Your most heartbreaking?
The most heartbreaking experience was in 2014, at the DBS Marina Regatta as well. We lost the 200m race to another local team, and we were prepared to regain our championship position the following day with the 500m race. If we had won the 500m race, we would have been the overall champions, and we were very confident actually.
But it rained out and we didn’t get to race. We wanted to commit suicide.

Share an inspiring story you have of a tournament or an experience with teammates that made you love this sport even more.
We started with a team of six girls four years ago. But this year we grew to a band strength of 22, 23 girls. Our ages range from 20 all the way to 54 years old.
Together as a team we’re very united, we’re very strong. The phrase to sum it all is “we feed off each other’s craziness”. All it takes is one person to say, “let’s go to the gym tomorrow morning at 6.30am”, and everybody will say, “ok, on, everybody go”. It’s very inspiring and motivating.
For the Macros Diet I was the one who started it, and soon at every lunchtime, there were five or six of us gathering together and eating the same thing. Chicken breast, cauliflower for its anti-inflammatory properties, etc.
We are very good friends. After training we’ll go for breakfast, we’ll go for meals, and we’ll be talking about the race sets. We even go on holidays together. And not to relax, but because we want to take on a new sport, or for another international race.
It actually helps because all of us come from different parts of the bank. Whenever I need help from another department I know there’s someone I can trust that will get the work done.

Was there a time you felt like walking away from the sport? What made you stay?
I guess, when training gets really tough, and when you’re in the boat after two hours, and you’re paddling so hard, sometimes you feel like crying, and you feel like giving up. It’s like, “why am I doing this, it’s not worth it”. But it’s just a fleeting thought, and you come back stronger.
What makes me stay are the girls. The team.
What life lessons has this sport taught you?
Our team mantra is – “In dragonboat and in life, there are only two options – either you make progress or you make excuses.” All of us choose to make progress.
There’s another phrase we tell each other – “Today we do what others won’t, so that tomorrow, we can do what others cannot do.”

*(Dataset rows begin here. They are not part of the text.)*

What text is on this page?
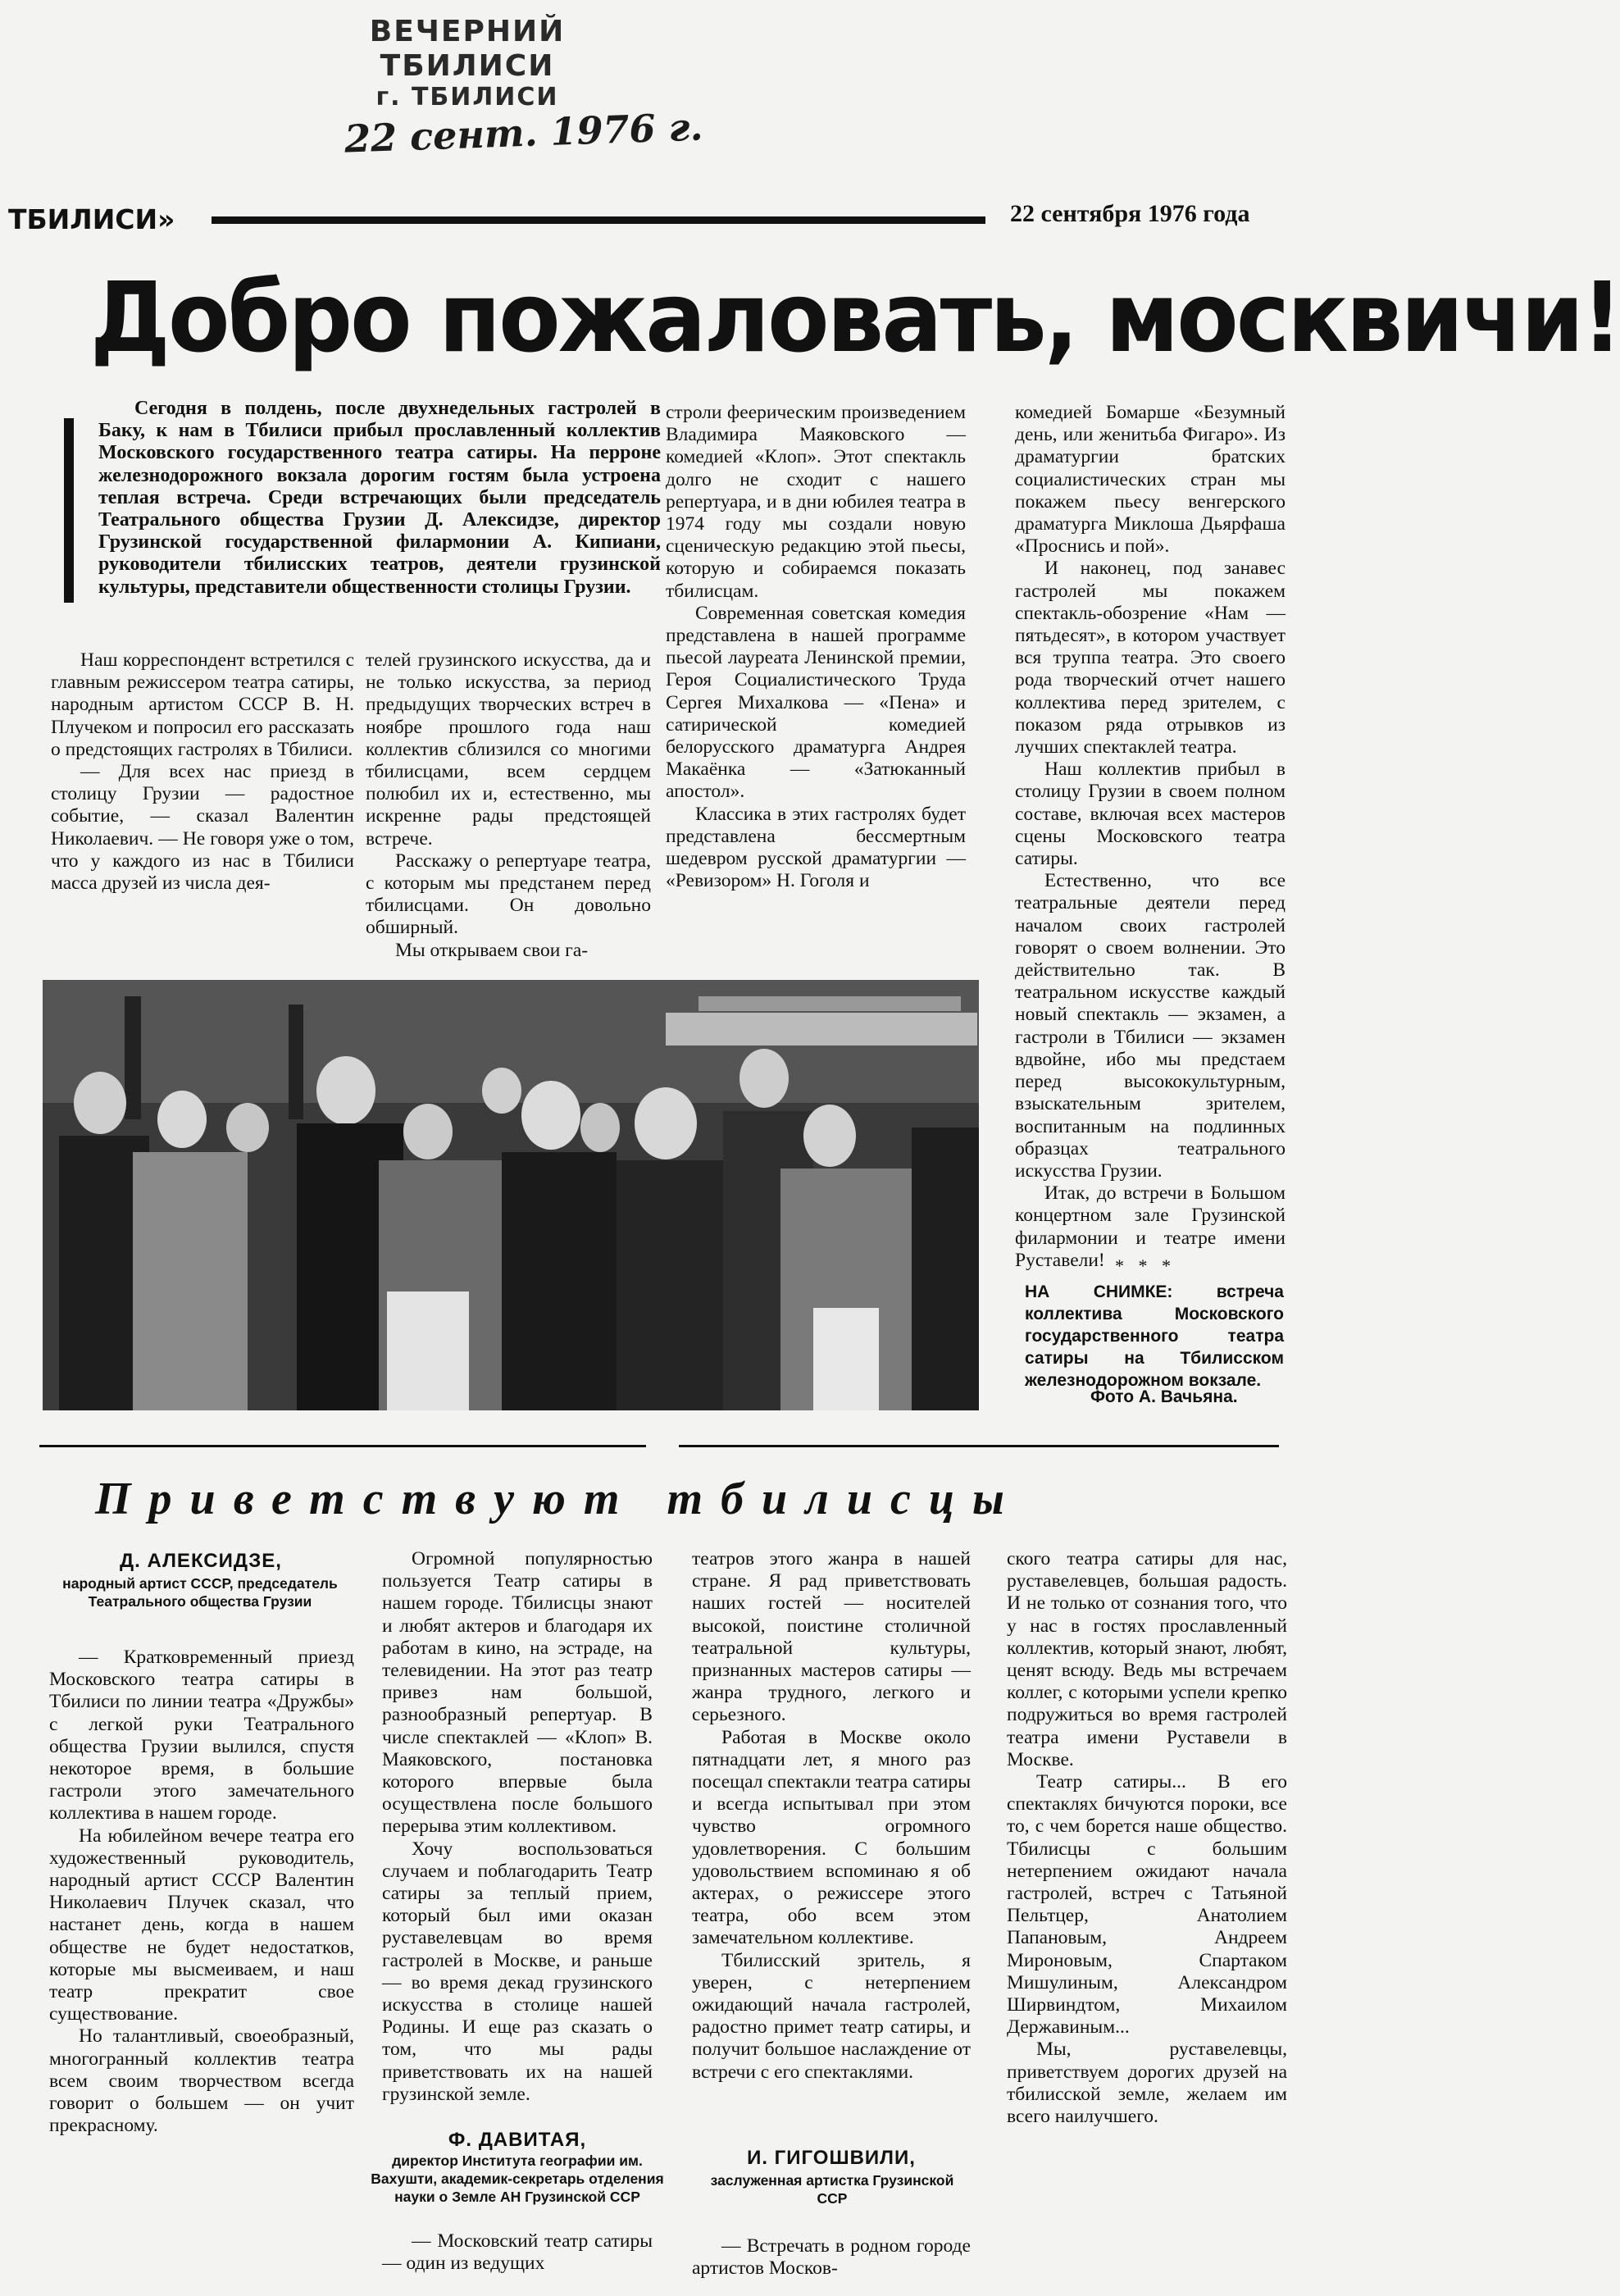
ВЕЧЕРНИЙ ТБИЛИСИ
г. ТБИЛИСИ
22 сент. 1976 г.
ТБИЛИСИ»	22 сентября 1976 года
Добро пожаловать, москвичи!

Сегодня в полдень, после двухнедельных гастролей в Баку, к нам в Тбилиси прибыл прославленный коллектив Московского государственного театра сатиры. На перроне железнодорожного вокзала дорогим гостям была устроена теплая встреча. Среди встречающих были председатель Театрального общества Грузии Д. Алексидзе, директор Грузинской государственной филармонии А. Кипиани, руководители тбилисских театров, деятели грузинской культуры, представители общественности столицы Грузии.

Наш корреспондент встретился с главным режиссером театра сатиры, народным артистом СССР В. Н. Плучеком и попросил его рассказать о предстоящих гастролях в Тбилиси.

— Для всех нас приезд в столицу Грузии — радостное событие, — сказал Валентин Николаевич. — Не говоря уже о том, что у каждого из нас в Тбилиси масса друзей из числа дея-

телей грузинского искусства, да и не только искусства, за период предыдущих творческих встреч в ноябре прошлого года наш коллектив сблизился со многими тбилисцами, всем сердцем полюбил их и, естественно, мы искренне рады предстоящей встрече.

Расскажу о репертуаре театра, с которым мы предстанем перед тбилисцами. Он довольно обширный.

Мы открываем свои га-

строли феерическим произведением Владимира Маяковского — комедией «Клоп». Этот спектакль долго не сходит с нашего репертуара, и в дни юбилея театра в 1974 году мы создали новую сценическую редакцию этой пьесы, которую и собираемся показать тбилисцам.

Современная советская комедия представлена в нашей программе пьесой лауреата Ленинской премии, Героя Социалистического Труда Сергея Михалкова — «Пена» и сатирической комедией белорусского драматурга Андрея Макаёнка — «Затюканный апостол».

Классика в этих гастролях будет представлена бессмертным шедевром русской драматургии — «Ревизором» Н. Гоголя и

комедией Бомарше «Безумный день, или женитьба Фигаро». Из драматургии братских социалистических стран мы покажем пьесу венгерского драматурга Миклоша Дьярфаша «Проснись и пой».

И наконец, под занавес гастролей мы покажем спектакль-обозрение «Нам — пятьдесят», в котором участвует вся труппа театра. Это своего рода творческий отчет нашего коллектива перед зрителем, с показом ряда отрывков из лучших спектаклей театра.

Наш коллектив прибыл в столицу Грузии в своем полном составе, включая всех мастеров сцены Московского театра сатиры.

Естественно, что все театральные деятели перед началом своих гастролей говорят о своем волнении. Это действительно так. В театральном искусстве каждый новый спектакль — экзамен, а гастроли в Тбилиси — экзамен вдвойне, ибо мы предстаем перед высококультурным, взыскательным зрителем, воспитанным на подлинных образцах театрального искусства Грузии.

Итак, до встречи в Большом концертном зале Грузинской филармонии и театре имени Руставели! * * *
НА СНИМКЕ: встреча коллектива Московского государственного театра сатиры на Тбилисском железнодорожном вокзале.
Фото А. Вачьяна.
Приветствуют тбилисцы
Д. АЛЕКСИДЗЕ,
народный артист СССР, председатель Театрального общества Грузии

— Кратковременный приезд Московского театра сатиры в Тбилиси по линии театра «Дружбы» с легкой руки Театрального общества Грузии вылился, спустя некоторое время, в большие гастроли этого замечательного коллектива в нашем городе.

На юбилейном вечере театра его художественный руководитель, народный артист СССР Валентин Николаевич Плучек сказал, что настанет день, когда в нашем обществе не будет недостатков, которые мы высмеиваем, и наш театр прекратит свое существование.

Но талантливый, своеобразный, многогранный коллектив театра всем своим творчеством всегда говорит о большем — он учит прекрасному.

Огромной популярностью пользуется Театр сатиры в нашем городе. Тбилисцы знают и любят актеров и благодаря их работам в кино, на эстраде, на телевидении. На этот раз театр привез нам большой, разнообразный репертуар. В числе спектаклей — «Клоп» В. Маяковского, постановка которого впервые была осуществлена после большого перерыва этим коллективом.

Хочу воспользоваться случаем и поблагодарить Театр сатиры за теплый прием, который был ими оказан руставелевцам во время гастролей в Москве, и раньше — во время декад грузинского искусства в столице нашей Родины. И еще раз сказать о том, что мы рады приветствовать их на нашей грузинской земле.

Ф. ДАВИТАЯ,
директор Института географии им. Вахушти, академик-секретарь отделения науки о Земле АН Грузинской ССР

— Московский театр сатиры — один из ведущих

театров этого жанра в нашей стране. Я рад приветствовать наших гостей — носителей высокой, поистине столичной театральной культуры, признанных мастеров сатиры — жанра трудного, легкого и серьезного.

Работая в Москве около пятнадцати лет, я много раз посещал спектакли театра сатиры и всегда испытывал при этом чувство огромного удовлетворения. С большим удовольствием вспоминаю я об актерах, о режиссере этого театра, обо всем этом замечательном коллективе.

Тбилисский зритель, я уверен, с нетерпением ожидающий начала гастролей, радостно примет театр сатиры, и получит большое наслаждение от встречи с его спектаклями.

И. ГИГОШВИЛИ,
заслуженная артистка Грузинской ССР

— Встречать в родном городе артистов Москов-

ского театра сатиры для нас, руставелевцев, большая радость. И не только от сознания того, что у нас в гостях прославленный коллектив, который знают, любят, ценят всюду. Ведь мы встречаем коллег, с которыми успели крепко подружиться во время гастролей театра имени Руставели в Москве.

Театр сатиры... В его спектаклях бичуются пороки, все то, с чем борется наше общество. Тбилисцы с большим нетерпением ожидают начала гастролей, встреч с Татьяной Пельтцер, Анатолием Папановым, Андреем Мироновым, Спартаком Мишулиным, Александром Ширвиндтом, Михаилом Державиным...

Мы, руставелевцы, приветствуем дорогих друзей на тбилисской земле, желаем им всего наилучшего.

How can people get involved if they’re interested in this sport?
They can go to their nearby community centres. Each of the community centres have their own dragonboat team.
Has there been an increase in interest for dragon boating?
There were 100 teams in 2012, and this year we have over 300 for the DBS Marina Regatta. For both guys and girls, participation has increased at the same rate.
For our team, four years ago we had six girls. This year we have 23 and we’re sending down two boats.
My sport is unique because… not a lot of girls do it. It takes a lot of real power, mental strength and physical endurance.
A second point is that this sport is unique because it’s really a sport of communication, not just about your individual abilities. You can’t just be good by yourself but out-of-sync with the rest. You cannot be an individual superstar, because it doesn’t work that way. It’s how you bring out the best of the nine other people in the boat.